Complex seismic signatures of the Athabasca basin subsurface

Category Other
Group GSI.IR
Location International Geological Congress,oslo 2008
Author Pandit, Bhaskar۱; Hajnal, Zoltan۱; Annesley, Irvine۲; White, Donald۳; Reilkoff, Brian۱; McCready, Alistair۴; Wallster, Dale۴
Holding Date 07 October 2008

Modern multifold reflection techniques were introduced to the Athabasca Basin in the winter of 2001. Since then, several very successful 2D and 3D surveys were carried out, mainly in the eastern segment of the uranium exploration and mining district. Within this region of the basin, predominantly horizontal sandstones and conglomerates of the Manitou Falls Formation constitute the sedimentary fill. The crystalline basement lithologies comprise highly folded and interleaved Paleoproterozoic meta-sediments and Archean orthogneisses. Despite this apparently simple geology, complex seismic signatures are generated within the sedimentary fill and close to the sandstone-basement unconformity, as well as in the underlying basement rocks. Results from in-situ geophysical and geological logs, and rock-property measurements reveal that the reflectivity within the basin fill strata is dominantly controlled by porosity variations; and also, in part, by post-depositional hydrothermal alteration zones and grain-size lithological changes.
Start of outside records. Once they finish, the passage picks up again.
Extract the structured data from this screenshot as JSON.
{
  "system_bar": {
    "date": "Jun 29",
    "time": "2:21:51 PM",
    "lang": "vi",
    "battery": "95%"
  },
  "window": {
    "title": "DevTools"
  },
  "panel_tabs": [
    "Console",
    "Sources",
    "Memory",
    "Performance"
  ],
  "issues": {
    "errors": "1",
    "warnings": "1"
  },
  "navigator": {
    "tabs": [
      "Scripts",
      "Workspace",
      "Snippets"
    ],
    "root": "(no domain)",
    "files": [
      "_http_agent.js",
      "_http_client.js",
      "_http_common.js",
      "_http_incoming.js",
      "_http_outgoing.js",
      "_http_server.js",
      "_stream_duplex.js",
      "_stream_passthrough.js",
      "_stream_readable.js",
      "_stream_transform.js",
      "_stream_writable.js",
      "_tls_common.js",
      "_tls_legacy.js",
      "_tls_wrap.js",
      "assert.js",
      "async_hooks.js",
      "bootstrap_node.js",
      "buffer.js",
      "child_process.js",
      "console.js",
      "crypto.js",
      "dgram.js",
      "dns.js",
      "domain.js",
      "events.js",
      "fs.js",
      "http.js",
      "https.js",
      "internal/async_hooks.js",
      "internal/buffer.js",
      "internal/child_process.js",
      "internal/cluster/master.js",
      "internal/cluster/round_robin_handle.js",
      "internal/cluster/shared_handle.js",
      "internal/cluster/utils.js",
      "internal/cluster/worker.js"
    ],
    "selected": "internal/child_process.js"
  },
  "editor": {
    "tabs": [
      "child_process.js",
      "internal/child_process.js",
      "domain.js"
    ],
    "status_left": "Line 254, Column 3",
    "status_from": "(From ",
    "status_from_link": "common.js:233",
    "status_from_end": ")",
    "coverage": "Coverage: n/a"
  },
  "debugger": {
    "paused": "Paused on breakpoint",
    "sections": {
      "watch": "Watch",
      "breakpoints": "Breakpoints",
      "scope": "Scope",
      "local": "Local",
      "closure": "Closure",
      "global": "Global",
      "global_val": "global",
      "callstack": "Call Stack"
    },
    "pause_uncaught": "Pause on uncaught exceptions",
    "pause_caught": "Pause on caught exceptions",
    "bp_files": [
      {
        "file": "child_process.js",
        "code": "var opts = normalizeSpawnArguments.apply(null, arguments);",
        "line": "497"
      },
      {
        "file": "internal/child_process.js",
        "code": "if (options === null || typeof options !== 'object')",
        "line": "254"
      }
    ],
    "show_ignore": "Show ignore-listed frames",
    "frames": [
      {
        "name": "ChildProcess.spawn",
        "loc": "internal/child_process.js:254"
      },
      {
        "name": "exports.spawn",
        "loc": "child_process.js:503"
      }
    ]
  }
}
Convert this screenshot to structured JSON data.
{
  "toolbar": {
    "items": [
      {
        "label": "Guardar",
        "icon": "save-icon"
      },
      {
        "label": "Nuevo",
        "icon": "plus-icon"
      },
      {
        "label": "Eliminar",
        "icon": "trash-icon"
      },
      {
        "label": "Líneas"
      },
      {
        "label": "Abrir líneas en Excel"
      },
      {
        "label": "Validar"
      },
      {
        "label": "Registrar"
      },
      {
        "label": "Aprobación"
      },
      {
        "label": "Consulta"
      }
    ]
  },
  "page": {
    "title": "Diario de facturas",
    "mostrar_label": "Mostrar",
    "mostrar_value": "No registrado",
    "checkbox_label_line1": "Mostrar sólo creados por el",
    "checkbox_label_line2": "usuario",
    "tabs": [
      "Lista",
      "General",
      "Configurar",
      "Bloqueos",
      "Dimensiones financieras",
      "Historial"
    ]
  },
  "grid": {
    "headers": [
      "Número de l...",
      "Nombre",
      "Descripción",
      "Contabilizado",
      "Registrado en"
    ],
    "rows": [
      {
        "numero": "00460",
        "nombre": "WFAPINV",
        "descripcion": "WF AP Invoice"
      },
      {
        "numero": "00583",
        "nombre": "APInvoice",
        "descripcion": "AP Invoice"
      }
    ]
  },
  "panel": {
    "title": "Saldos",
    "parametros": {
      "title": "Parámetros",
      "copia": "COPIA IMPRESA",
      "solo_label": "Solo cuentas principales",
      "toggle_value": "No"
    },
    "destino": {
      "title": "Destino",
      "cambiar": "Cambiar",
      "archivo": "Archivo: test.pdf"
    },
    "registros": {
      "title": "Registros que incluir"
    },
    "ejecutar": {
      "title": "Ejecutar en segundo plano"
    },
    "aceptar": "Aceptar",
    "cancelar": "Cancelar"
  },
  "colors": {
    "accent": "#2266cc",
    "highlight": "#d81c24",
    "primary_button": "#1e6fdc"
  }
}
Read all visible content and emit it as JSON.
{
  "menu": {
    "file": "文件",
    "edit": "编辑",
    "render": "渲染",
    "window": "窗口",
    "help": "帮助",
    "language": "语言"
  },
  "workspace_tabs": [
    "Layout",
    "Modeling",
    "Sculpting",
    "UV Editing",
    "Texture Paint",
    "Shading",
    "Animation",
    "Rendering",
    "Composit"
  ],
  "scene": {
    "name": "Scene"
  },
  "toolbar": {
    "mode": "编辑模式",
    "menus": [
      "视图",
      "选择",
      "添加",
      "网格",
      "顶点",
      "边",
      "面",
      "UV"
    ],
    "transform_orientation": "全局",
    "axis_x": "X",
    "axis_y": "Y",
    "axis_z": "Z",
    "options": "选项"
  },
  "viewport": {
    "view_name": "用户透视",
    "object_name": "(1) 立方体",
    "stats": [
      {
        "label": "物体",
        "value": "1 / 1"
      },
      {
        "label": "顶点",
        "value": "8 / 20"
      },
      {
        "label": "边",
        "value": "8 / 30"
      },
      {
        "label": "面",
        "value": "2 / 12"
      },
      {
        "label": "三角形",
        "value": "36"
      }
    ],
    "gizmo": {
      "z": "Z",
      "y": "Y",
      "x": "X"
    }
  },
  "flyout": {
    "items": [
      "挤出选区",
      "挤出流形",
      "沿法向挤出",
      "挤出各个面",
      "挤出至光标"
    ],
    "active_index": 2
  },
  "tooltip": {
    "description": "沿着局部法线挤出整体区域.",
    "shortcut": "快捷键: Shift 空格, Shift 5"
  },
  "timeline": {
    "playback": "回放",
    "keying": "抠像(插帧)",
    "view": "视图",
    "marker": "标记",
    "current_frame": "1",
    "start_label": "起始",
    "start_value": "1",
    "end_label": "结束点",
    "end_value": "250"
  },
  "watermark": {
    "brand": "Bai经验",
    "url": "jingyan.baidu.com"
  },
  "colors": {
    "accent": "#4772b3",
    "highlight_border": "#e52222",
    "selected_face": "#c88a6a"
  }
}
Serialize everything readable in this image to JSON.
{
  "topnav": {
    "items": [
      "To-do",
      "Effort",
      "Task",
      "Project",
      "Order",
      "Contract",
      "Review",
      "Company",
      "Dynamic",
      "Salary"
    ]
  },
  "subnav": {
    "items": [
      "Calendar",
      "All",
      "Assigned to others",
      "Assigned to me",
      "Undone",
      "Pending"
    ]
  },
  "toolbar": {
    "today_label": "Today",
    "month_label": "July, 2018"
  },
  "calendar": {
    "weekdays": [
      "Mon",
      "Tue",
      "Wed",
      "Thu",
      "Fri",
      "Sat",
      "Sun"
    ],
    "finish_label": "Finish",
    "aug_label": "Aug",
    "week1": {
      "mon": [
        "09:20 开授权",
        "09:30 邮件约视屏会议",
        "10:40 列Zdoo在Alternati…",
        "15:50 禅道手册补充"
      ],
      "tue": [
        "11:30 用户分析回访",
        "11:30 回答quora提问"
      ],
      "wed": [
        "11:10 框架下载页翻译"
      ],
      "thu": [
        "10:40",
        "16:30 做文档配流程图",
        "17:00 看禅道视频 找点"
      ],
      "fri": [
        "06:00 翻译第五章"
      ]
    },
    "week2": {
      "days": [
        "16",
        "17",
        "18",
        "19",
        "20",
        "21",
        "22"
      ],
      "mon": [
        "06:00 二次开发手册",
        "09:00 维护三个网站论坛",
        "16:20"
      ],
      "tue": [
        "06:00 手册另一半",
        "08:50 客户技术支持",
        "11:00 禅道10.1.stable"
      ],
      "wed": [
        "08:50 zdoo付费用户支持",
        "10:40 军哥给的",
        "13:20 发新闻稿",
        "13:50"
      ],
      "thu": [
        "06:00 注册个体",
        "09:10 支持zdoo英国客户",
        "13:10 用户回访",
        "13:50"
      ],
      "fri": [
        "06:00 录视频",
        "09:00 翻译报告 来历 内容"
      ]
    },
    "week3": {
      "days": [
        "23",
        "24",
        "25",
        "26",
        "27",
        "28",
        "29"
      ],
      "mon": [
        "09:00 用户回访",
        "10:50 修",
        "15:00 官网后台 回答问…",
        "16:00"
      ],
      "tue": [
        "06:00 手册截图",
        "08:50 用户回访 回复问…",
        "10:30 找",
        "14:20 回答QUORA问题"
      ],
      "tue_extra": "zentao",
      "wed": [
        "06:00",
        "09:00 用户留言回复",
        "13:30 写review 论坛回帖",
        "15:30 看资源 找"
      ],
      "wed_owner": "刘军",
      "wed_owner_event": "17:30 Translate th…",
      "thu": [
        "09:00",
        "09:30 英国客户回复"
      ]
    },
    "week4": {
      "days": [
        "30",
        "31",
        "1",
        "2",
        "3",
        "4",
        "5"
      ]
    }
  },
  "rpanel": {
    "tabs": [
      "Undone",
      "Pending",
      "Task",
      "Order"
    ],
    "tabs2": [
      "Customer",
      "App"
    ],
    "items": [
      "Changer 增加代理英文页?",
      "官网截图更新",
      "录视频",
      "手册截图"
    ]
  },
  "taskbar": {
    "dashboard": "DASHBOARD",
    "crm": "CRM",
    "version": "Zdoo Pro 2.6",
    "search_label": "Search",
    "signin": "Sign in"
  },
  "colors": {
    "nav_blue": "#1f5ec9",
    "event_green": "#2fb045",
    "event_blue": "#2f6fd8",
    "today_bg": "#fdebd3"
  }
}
Internal, lithology-based reflectivity properties and their variations within the sandstone column, although weak, are still identifiable in many cases. The seismic waveforms related to the unconformity are highly variable. Contact(s) between fresh sandstone and comparable basement rocks generate strong and simple seismic signals. Interfaces between altered sandstone and variably-altered basement segments (regolith) all reduce the strength of the reflectivity; and in combination with zones of fracture density variations, lead to complex multi-cycle wave patterns. Core sample analyses reveal that certain, moderately dipping lithological variations in the basement can be recognized seismically. Numerous examples from different regions of the basin illustrate that the seismic method is not only capable of imaging the sub-surface structural environments, but also can map lithological changes within the Athabasca Basin. Seismic attribute analyses of 2D sections and 3D data volumes have great potential in providing additional constraints in mapping and identifying the structurally complex mineralizing systems of the Athabasca unconformity-type uranium deposits.